Richard Florida
by Richard Florida
Tue Oct 30th 2007 at 11:03am UTC

Gay Shift?

The New York Times asks can gay neighborhoods maintain their relevance in the face of gentrification or are they becoming “passe.” The story draws heavily from the research of my long-time collaborator, UCLA demographer, Gary Gates.

There has been a notable shift of gravity from the Castro, with young gay men
and lesbians fanning out into less-expensive neighborhoods like Mission
Dolores and the Outer Sunset, and farther away to Marin and Alameda
Counties, “mirroring national trends where you are seeing same-sex
couples becoming less urban, even as the population become slightly
more urban,” said Gary J. Gates, a demographer and senior research
fellow at the University of California, Los Angeles. At the same time, cities not widely considered gay meccas have seen a sharp increase in same-sex couples. Among them: Fort Worth; El Paso; Albuquerque; Louisville, Ky.; and Virginia Beach, according to census
figures and extrapolations by Dr. Gates for The New York Times. “Twenty
years ago, if you were gay and lived in rural Kansas, you went to San
Francisco or New York,” he said. “Now you can just go to Kansas City.”

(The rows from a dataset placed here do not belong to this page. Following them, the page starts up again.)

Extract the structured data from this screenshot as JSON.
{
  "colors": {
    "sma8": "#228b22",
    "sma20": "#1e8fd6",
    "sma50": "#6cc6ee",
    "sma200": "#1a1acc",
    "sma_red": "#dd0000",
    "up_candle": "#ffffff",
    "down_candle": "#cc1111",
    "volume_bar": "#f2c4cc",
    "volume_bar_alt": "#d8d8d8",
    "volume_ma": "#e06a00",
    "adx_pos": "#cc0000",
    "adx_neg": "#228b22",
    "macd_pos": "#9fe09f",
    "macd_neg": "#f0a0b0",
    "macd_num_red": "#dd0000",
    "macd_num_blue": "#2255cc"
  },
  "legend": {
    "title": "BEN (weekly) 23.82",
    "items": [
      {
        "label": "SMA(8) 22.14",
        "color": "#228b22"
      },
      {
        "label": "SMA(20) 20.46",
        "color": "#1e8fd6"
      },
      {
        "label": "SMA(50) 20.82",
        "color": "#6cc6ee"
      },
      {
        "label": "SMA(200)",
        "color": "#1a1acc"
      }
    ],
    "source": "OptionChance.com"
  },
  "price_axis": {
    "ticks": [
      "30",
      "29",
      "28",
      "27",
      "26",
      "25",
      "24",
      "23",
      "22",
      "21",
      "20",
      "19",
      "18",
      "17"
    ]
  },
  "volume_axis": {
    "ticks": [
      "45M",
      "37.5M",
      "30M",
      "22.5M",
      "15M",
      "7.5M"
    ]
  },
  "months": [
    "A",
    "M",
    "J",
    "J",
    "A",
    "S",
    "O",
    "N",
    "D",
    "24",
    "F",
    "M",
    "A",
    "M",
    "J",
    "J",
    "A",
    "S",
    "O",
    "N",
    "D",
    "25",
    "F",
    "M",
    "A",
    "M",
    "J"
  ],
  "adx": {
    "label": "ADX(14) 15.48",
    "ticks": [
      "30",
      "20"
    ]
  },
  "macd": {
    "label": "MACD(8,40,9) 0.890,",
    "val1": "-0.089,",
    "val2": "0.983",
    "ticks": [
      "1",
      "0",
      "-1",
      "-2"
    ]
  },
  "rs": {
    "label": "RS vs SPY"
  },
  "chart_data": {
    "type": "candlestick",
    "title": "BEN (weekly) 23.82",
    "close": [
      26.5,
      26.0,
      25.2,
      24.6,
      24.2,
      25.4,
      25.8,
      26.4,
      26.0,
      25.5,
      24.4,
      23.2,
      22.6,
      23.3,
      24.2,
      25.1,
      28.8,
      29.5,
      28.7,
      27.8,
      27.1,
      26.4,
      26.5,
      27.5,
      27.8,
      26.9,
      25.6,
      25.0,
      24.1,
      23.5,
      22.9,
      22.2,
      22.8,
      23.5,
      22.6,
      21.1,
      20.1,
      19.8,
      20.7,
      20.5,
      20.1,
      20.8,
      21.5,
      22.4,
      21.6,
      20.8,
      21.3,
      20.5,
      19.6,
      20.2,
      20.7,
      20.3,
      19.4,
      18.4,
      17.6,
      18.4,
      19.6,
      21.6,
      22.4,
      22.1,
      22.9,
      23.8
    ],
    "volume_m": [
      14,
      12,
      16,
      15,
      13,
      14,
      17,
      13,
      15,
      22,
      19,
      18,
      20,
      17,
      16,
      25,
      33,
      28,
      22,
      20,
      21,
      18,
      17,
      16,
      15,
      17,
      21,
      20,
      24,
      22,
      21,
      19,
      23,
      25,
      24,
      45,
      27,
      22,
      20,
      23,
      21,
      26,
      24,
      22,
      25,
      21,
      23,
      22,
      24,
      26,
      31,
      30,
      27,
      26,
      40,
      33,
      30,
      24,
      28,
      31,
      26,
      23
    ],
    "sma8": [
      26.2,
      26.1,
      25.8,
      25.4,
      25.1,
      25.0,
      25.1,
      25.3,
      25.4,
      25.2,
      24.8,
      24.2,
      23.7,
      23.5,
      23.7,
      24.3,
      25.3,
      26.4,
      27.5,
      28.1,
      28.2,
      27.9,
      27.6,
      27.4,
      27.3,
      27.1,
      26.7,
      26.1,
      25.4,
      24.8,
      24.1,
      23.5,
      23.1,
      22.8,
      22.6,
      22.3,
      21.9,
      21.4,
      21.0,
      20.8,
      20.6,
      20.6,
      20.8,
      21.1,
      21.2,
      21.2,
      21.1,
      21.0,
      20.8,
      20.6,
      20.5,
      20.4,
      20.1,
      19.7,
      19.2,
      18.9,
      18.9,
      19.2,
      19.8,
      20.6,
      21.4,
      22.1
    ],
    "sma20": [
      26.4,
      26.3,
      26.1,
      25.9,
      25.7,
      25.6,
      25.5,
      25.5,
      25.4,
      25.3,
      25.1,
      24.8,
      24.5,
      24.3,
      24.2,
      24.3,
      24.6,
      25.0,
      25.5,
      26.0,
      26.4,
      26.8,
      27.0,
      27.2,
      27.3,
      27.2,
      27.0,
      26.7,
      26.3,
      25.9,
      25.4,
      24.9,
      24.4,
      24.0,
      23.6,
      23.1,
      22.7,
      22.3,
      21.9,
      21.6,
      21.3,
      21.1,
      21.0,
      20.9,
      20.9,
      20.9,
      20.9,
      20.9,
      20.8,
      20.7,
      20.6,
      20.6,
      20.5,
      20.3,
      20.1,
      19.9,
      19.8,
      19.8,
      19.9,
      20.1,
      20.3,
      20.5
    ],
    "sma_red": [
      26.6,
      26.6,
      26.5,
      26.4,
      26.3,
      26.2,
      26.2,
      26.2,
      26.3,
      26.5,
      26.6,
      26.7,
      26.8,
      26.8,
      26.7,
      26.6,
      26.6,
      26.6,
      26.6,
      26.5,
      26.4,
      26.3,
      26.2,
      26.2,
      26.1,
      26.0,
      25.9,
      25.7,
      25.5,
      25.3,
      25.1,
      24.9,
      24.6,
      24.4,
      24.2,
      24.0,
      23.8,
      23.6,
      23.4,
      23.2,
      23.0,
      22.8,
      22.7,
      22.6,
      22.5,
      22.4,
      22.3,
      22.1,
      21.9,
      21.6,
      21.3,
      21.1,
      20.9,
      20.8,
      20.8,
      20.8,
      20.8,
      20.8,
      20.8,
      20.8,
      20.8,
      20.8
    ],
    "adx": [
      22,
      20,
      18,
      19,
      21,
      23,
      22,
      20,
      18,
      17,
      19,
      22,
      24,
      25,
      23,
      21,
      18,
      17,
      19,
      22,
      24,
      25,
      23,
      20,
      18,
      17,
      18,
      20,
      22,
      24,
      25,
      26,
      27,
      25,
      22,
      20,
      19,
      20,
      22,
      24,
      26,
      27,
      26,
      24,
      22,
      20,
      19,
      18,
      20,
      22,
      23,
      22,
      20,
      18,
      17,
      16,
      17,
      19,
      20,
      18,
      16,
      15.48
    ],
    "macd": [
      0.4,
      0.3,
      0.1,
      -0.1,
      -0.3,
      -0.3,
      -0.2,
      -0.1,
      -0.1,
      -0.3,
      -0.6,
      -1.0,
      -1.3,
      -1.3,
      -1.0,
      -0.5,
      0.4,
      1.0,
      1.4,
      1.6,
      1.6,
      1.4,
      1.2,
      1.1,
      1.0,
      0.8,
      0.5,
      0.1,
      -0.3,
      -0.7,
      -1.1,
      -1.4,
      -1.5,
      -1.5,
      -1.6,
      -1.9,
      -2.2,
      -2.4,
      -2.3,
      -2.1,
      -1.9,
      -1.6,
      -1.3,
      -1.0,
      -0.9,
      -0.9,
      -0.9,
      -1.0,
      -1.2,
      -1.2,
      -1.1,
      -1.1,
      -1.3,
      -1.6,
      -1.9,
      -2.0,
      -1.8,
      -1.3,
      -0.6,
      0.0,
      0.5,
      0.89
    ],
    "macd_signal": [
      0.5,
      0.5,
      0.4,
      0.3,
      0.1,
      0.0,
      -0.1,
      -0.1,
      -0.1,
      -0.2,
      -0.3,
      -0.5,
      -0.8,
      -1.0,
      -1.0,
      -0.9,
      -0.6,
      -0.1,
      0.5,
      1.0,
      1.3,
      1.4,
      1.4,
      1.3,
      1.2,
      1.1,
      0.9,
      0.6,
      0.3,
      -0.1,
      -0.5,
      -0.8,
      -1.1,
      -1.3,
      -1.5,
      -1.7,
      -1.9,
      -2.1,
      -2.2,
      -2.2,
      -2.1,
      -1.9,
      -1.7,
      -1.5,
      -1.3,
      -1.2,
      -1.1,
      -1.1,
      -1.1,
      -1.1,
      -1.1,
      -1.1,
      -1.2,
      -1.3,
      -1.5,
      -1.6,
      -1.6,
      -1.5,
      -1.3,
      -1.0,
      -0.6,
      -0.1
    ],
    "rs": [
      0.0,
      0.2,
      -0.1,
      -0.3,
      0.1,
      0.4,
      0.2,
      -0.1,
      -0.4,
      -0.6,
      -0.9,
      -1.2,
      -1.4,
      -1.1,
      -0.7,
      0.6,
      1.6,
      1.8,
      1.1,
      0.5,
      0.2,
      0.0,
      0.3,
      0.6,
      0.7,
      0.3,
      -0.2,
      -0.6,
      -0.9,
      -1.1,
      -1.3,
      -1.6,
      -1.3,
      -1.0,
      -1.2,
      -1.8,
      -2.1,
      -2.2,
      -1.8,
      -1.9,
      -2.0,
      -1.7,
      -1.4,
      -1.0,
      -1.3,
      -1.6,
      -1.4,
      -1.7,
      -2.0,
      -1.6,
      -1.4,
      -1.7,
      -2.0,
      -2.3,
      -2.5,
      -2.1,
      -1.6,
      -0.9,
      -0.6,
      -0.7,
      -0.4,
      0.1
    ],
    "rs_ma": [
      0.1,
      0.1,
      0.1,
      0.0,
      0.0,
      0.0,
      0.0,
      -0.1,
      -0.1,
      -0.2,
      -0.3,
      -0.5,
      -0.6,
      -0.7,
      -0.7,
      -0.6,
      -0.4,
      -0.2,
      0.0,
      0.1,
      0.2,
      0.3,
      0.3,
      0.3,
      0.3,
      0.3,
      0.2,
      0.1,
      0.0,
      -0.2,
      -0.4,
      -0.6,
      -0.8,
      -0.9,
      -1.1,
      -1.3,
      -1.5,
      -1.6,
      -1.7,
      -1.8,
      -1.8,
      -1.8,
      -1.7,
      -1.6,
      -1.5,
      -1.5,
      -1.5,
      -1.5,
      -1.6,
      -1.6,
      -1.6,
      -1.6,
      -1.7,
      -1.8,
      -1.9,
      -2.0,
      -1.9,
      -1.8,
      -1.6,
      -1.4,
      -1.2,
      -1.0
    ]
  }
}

2 Responses to “Gay Shift?”

  1. Michael Wells Says:

    On the same day, the Portland Tribune ran the following story about Gay clubs moving from “The Gay Triangle” to the less expensive Old Town district. There’s no one neighborhood where gays & lesbians live in Portland, although most of the concentrations are close in.
    http://www.portlandtribune.com/news/story.php?story_id=119369263459856300

    The Times story starts with the annual Castro Halloween street party being canceled. In the early 1960’s and I don’t know for how long before, when gays were still closeted in SF and men could get arrested for cross-dressing, there was an annual Halloween party in a North Beach club called Finnochios, where all the customers would dress in drag.

  2. Michael R. Bernstein Says:

    I have a strong intuition that in another 10 years or so you’ll be able to make a similar ‘Kansas’ statement about technology startups and Silicon Valley.